From these verses we learn that all things given by God typify Christ, and that all things are created – both spiritual and temporal – to bear record of God, Christ and the plan of salvation (see Moses 6:62). With these verses in mind, I wondered if this whole thing went even further? Perhaps it’s not an issue of ascribing who first used the olive tree to represent Israel to any one author, even God? With the above verses in mind, is it not possible that the Olive Tree was purposely created and permitted to have the traits that it has, precisely so that it might serve as such a symbol (for God would know of the destiny of Israel)? In other words, is it the symbol that came first, before the actual tree and even the world itself was created?

2 Nephi 24

For the Lord will have mercy on Jacob, and will yet choose Israel, and set them in their own land; and the strangers shall be joined with them, and they shall cleave to the house of Jacob.

(2 Nephi 24:1//Isaiah 14:1)

While a quotation from Isaiah (and this verse is quoted word for word, unlike say verse 2), this verse manages to encapsulate one of the major messages of the Book of Mormon. Despite misdeeds, trials and tribulations, God has not forgotten Israel, and will have mercy upon them and keep His covenants with them; meanwhile salvation for the Gentiles required becoming part of the House of Israel. While there were exceptions, this was not a common view at the time of the publication of the Book of Mormon; most of Christianity was supercessionist at least in part, believing that the Gentile Church had replaced or was the true continuation of Israel. The Book of Mormon declares the opposite: Israel has not been forgotten, God is about to fulfil his covenants with them in restoring them spiritually and physically, and that the Gentiles need to repent or face the judgment of God.

God’s long suffering, mercy and faithfulness towards a people to whom he has made promises can of course be reassuring to us on a individual scale.

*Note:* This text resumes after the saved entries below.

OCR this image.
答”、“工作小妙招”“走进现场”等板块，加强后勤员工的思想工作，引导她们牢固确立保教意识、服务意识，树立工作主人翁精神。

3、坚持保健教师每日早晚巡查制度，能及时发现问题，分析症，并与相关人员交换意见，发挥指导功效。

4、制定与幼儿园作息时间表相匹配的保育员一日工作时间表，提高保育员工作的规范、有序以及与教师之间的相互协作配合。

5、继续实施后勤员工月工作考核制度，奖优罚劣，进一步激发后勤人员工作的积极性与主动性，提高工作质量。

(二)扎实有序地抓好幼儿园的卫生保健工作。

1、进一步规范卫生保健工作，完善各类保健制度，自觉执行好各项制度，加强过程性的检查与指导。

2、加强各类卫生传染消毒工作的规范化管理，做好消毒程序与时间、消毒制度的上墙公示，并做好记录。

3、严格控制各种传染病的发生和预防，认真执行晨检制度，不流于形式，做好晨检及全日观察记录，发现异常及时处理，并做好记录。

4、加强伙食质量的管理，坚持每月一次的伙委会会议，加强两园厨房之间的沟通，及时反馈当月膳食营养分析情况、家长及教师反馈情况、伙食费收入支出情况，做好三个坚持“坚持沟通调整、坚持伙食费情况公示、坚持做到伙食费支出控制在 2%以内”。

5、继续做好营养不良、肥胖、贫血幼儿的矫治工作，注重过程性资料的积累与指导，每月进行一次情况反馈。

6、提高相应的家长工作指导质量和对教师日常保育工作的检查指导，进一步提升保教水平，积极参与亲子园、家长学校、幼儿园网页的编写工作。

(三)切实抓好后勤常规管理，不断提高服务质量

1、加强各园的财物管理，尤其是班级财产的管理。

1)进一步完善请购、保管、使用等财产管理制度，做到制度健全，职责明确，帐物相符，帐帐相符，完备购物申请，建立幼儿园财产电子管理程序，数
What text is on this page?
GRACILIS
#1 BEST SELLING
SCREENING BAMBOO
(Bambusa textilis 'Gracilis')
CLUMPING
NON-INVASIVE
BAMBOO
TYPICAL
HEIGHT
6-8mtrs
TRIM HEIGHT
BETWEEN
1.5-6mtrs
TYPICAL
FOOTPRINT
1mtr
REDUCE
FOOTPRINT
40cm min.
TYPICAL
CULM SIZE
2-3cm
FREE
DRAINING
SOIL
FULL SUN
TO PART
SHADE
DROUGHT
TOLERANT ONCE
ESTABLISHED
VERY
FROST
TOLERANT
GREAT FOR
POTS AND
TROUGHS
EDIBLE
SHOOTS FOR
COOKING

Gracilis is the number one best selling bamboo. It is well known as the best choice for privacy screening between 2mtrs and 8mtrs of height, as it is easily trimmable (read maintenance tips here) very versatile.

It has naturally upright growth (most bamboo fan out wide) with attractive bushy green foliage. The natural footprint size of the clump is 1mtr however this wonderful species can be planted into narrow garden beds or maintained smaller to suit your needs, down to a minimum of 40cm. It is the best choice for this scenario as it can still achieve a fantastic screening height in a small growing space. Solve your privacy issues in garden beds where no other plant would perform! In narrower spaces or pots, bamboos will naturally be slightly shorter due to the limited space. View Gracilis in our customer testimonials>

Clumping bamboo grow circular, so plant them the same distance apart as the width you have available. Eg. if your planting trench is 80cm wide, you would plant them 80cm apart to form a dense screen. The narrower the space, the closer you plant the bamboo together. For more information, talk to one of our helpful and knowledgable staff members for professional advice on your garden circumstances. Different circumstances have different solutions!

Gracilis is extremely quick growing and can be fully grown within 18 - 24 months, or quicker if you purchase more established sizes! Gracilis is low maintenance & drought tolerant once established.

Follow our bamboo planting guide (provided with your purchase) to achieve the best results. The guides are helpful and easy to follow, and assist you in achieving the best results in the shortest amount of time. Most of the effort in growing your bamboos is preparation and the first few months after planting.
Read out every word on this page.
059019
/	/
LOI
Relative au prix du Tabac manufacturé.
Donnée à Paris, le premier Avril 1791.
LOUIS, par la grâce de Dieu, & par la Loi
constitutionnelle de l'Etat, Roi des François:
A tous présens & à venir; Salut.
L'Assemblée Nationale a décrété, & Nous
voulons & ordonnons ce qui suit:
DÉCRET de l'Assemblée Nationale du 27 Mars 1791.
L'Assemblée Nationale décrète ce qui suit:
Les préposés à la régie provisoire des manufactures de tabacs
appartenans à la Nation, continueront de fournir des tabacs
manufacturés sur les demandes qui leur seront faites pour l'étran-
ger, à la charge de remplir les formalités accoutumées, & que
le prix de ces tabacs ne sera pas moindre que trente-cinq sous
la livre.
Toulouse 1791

Despite the elapse of hundreds of years, God had not forgotten Israel. Likewise, despite our own personal weakness and wanderings, he will not forget us (Isaiah 49:15-16) and “he is faithful that promised” (Hebrews 10:23).

2 Nephi 6

And now, the words which I shall read are they which Isaiah spake concerning all the house of Israel; wherefore, they may be likened unto you, for ye are of the house of Israel. And there are many things which have been spoken by Isaiah which may be likened unto you, because ye are of the house of Israel.

(2 Nephi 6:5)

This refrain can be found elsewhere in the Book of Mormon (for instance in 1 Nephi 19:24, or Jesus himself in 3 Nephi 23:1-2): the people of the Book of Mormon are members of the house of Israel, and as Isaiah prophesied concerning the entire house of Israel, his words are applicable to them too. This is likewise true of modern Israel, by blood or adoption, and the Gentiles also (3 Nephi 23:2). Isaiah, and many of the other prophets, prophesied concerning us. If Isaiah’s words are applicable to Jacob’s audience, they are also applicable to us. Sometimes we read the scriptures as if they are purely about people long ago. Sometimes we do seek to learn some lesson from them, but in too general a fashion, failing to recognise that Isaiah and others speak about us too, being blessed by the Almighty to see our day. We should be able to read to read the scriptures and recognise ourselves in them, to place ourselves in them and to feel and understand those words as they are spoken to us, even if they were first uttered many years ago or “from the dust”.